The epoxidation of 1 using mcpba thermally under carefully controlled gave the compounds 2 & 3. Whereas the photoepoxidation of 1 using H2O2 in ethanol gave one compound 3 (Scheme 1).

The probable mechanism for production of epoxide derivatives 2 & 3 is believed to be through the formation of the oxirane intermediates via elimination of H2O or mcba (depending on the epoxidizing agents, which were used (H2O2 or mcpba) (Scheme 2).

Scheme 2

Mechanism of thermal epoxidation of Geranyl acetate.

The formation of hydroperoxides 4, 5 and 6 may be assumed to proceed via peroxirane transition state, which have been done through three probable pathways. (Scheme 3).

Scheme 3

Mechanism of photooxygenation of Geranyl acetate.

It is known that some monoterpenes and their derivatives have antimicrobial activity (Saddiq & Khayyat, 2010). Therefore, a comparative test was taken of 1, its epoxide and hydroperoxide derivatives against Microsporum gypsum, Trichophyton vercossum and Candida tropicalis.
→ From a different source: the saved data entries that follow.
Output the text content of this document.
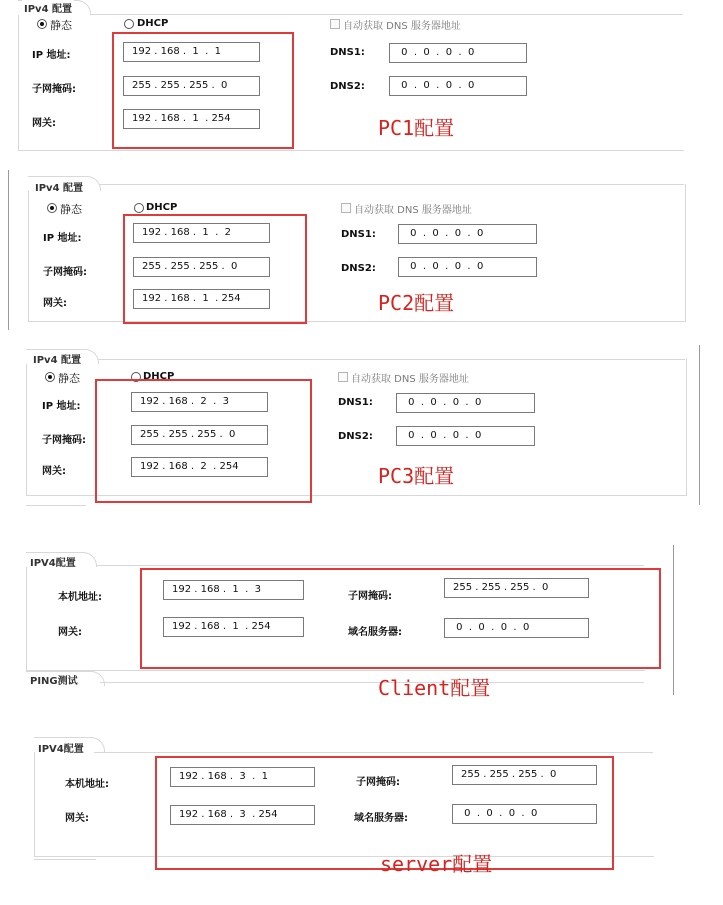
IPv4 配置
静态	DHCP	自动获取 DNS 服务器地址
IP 地址:	192 . 168 .  1  .  1
子网掩码:	255 . 255 . 255 .  0
网关:	192 . 168 .  1  . 254
DNS1:	0  .  0  .  0  .  0
DNS2:	0  .  0  .  0  .  0
PC1配置
IPv4 配置
静态	DHCP	自动获取 DNS 服务器地址
IP 地址:
192 . 168 .  1  .  2
子网掩码:
255 . 255 . 255 .  0
网关:	192 . 168 .  1  . 254
DNS1:	0  .  0  .  0  .  0
DNS2:	0  .  0  .  0  .  0
PC2配置
IPv4 配置
静态	DHCP	自动获取 DNS 服务器地址
IP 地址:	192 . 168 .  2  .  3
子网掩码:
255 . 255 . 255 .  0
网关:	192 . 168 .  2  . 254
DNS1:	0  .  0  .  0  .  0
DNS2:	0  .  0  .  0  .  0
PC3配置
IPV4配置
本机地址:
192 . 168 .  1  .  3
网关:
192 . 168 .  1  . 254
子网掩码:
255 . 255 . 255 .  0
域名服务器:	0  .  0  .  0  .  0
PING测试	Client配置
IPV4配置
本机地址:
192 . 168 .  3  .  1
网关:	192 . 168 .  3  . 254
子网掩码:
255 . 255 . 255 .  0
域名服务器:	0  .  0  .  0  .  0
server配置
These fungi were obtained from American type culture collection (ATCC; Rockville, MD, USA). The antifungal activities (zone inhibition are summarized in Table 3, Fig. 2, all the compounds were at 1000 µg/ml concentrations. The results were showed that geranyl acetate and its derivatives inhibited Microsporum gypsum Trichophyton vercossum and Candida tropicalis growth, specially epoxide 3 was more effective than (4, 2, 6, 5, 1) respectively. The maximum antifungal activity was against Microsporum gypsum. These results promoted us to believe that compounds are beneficial to human health, and have the potential to be used for medical purposes.

Table 3

Effect of the tested compounds (c) control, Geranyl acetate (1), geranyl acetate epoxides (2,3) and hydroperoxides (4,5,6) on the radial growth of Microsporum gypsum, Trichophyton vercossum and Candida tropicalis grown on the solid media.
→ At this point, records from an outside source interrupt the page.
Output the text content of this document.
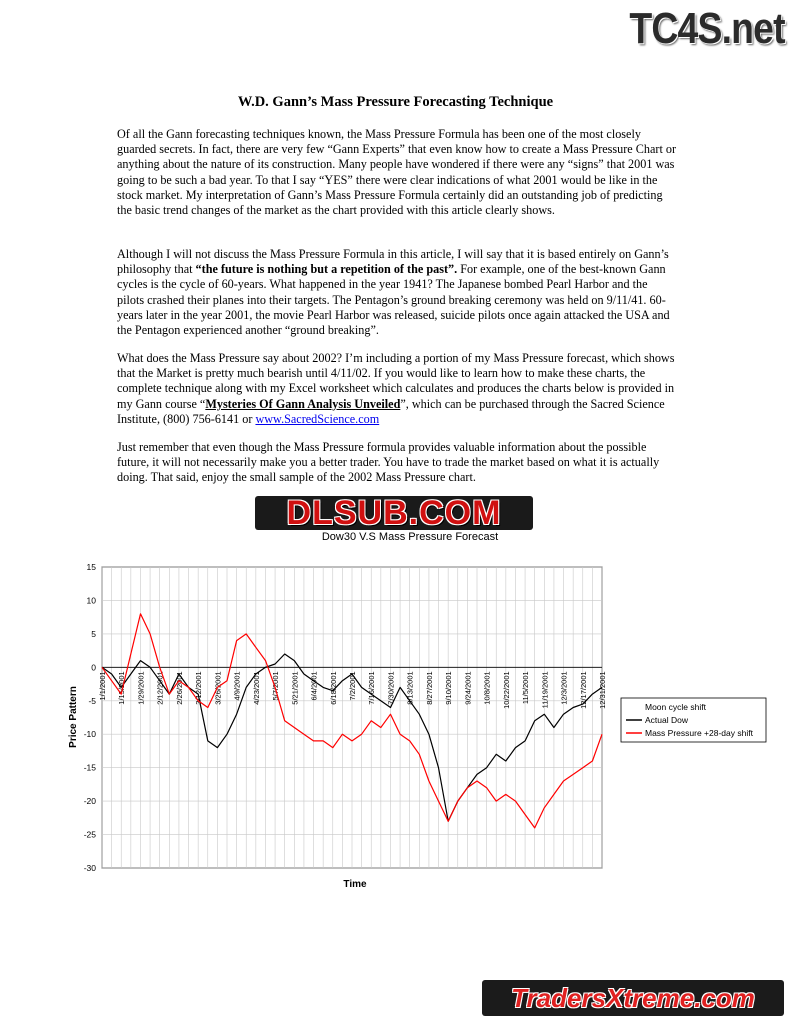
TC4S.net
W.D. Gann’s Mass Pressure Forecasting Technique

Of all the Gann forecasting techniques known, the Mass Pressure Formula has been one of the most closely guarded secrets. In fact, there are very few “Gann Experts” that even know how to create a Mass Pressure Chart or anything about the nature of its construction. Many people have wondered if there were any “signs” that 2001 was going to be such a bad year. To that I say “YES” there were clear indications of what 2001 would be like in the stock market. My interpretation of Gann’s Mass Pressure Formula certainly did an outstanding job of predicting the basic trend changes of the market as the chart provided with this article clearly shows.

Although I will not discuss the Mass Pressure Formula in this article, I will say that it is based entirely on Gann’s philosophy that “the future is nothing but a repetition of the past”. For example, one of the best-known Gann cycles is the cycle of 60-years. What happened in the year 1941? The Japanese bombed Pearl Harbor and the pilots crashed their planes into their targets. The Pentagon’s ground breaking ceremony was held on 9/11/41. 60-years later in the year 2001, the movie Pearl Harbor was released, suicide pilots once again attacked the USA and the Pentagon experienced another “ground breaking”.

What does the Mass Pressure say about 2002? I’m including a portion of my Mass Pressure forecast, which shows that the Market is pretty much bearish until 4/11/02. If you would like to learn how to make these charts, the complete technique along with my Excel worksheet which calculates and produces the charts below is provided in my Gann course “Mysteries Of Gann Analysis Unveiled”, which can be purchased through the Sacred Science Institute, (800) 756-6141 or www.SacredScience.com

Just remember that even though the Mass Pressure formula provides valuable information about the possible future, it will not necessarily make you a better trader. You have to trade the market based on what it is actually doing. That said, enjoy the small sample of the 2002 Mass Pressure chart.

Dow30 V.S Mass Pressure Forecast
15
10
5
0
-5
-10
-15
-20
-25
-30
1/1/2001 1/15/2001 1/29/2001 2/12/2001 2/26/2001 3/12/2001 3/26/2001 4/9/2001 4/23/2001 5/7/2001 5/21/2001 6/4/2001 6/18/2001 7/2/2001 7/16/2001 7/30/2001 8/13/2001 8/27/2001 9/10/2001 9/24/2001 10/8/2001 10/22/2001 11/5/2001 11/19/2001 12/3/2001 12/17/2001 12/31/2001
Time
Price Pattern	Moon cycle shift
Actual Dow
Mass Pressure +28-day shift
DLSUB.COM
TradersXtreme.com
No.	Treatment	Diameter of inhibition zone (in mm)
		Microsporum gypsum (mm)	Trichophyton vercossum	Candida tropicalis
C	Control	–	–	–
1	Genaryl acetate 1	22.6	14.0	13.1
2	Monoepoxide 2	30.4	20.2	18.0
3	Diepoxide 3	40.0	29.8	25.5
4	Dihydroperoxide 4	32.5	25.3	22.2
5	Monohydroperoxide 5	25.2	18.0	14.6
6	Monohydroperoxide 6	25.5	18.5	14.5

Fig. 2

Effect of the tested compounds (c) control, Geranyl acetate (1), geranyl epoxides (2,3), Geranyl hydroperoxide (4,5,6) on the radial growth of Microsporum gypsum grown on the solid media.

Conclusion

The present study described the thermal and photo epoxidation of Geranyl acetate (1) to produce mono and diepoxy derivatives 2 & 3, whereas photooxygynation of 1 gave mono and dihydroperoxide derivatives 4, 5 & 6. Geranyl acetate (1) and its epoxide and hydroperoxide derivatives showed significant activities against Microsporum gypsum more than Trichophyton vercossum and Candida tropicalis respictively. The maximum inhibition zones was 40 mm of diepoxide 3 against Microsporum gypsum.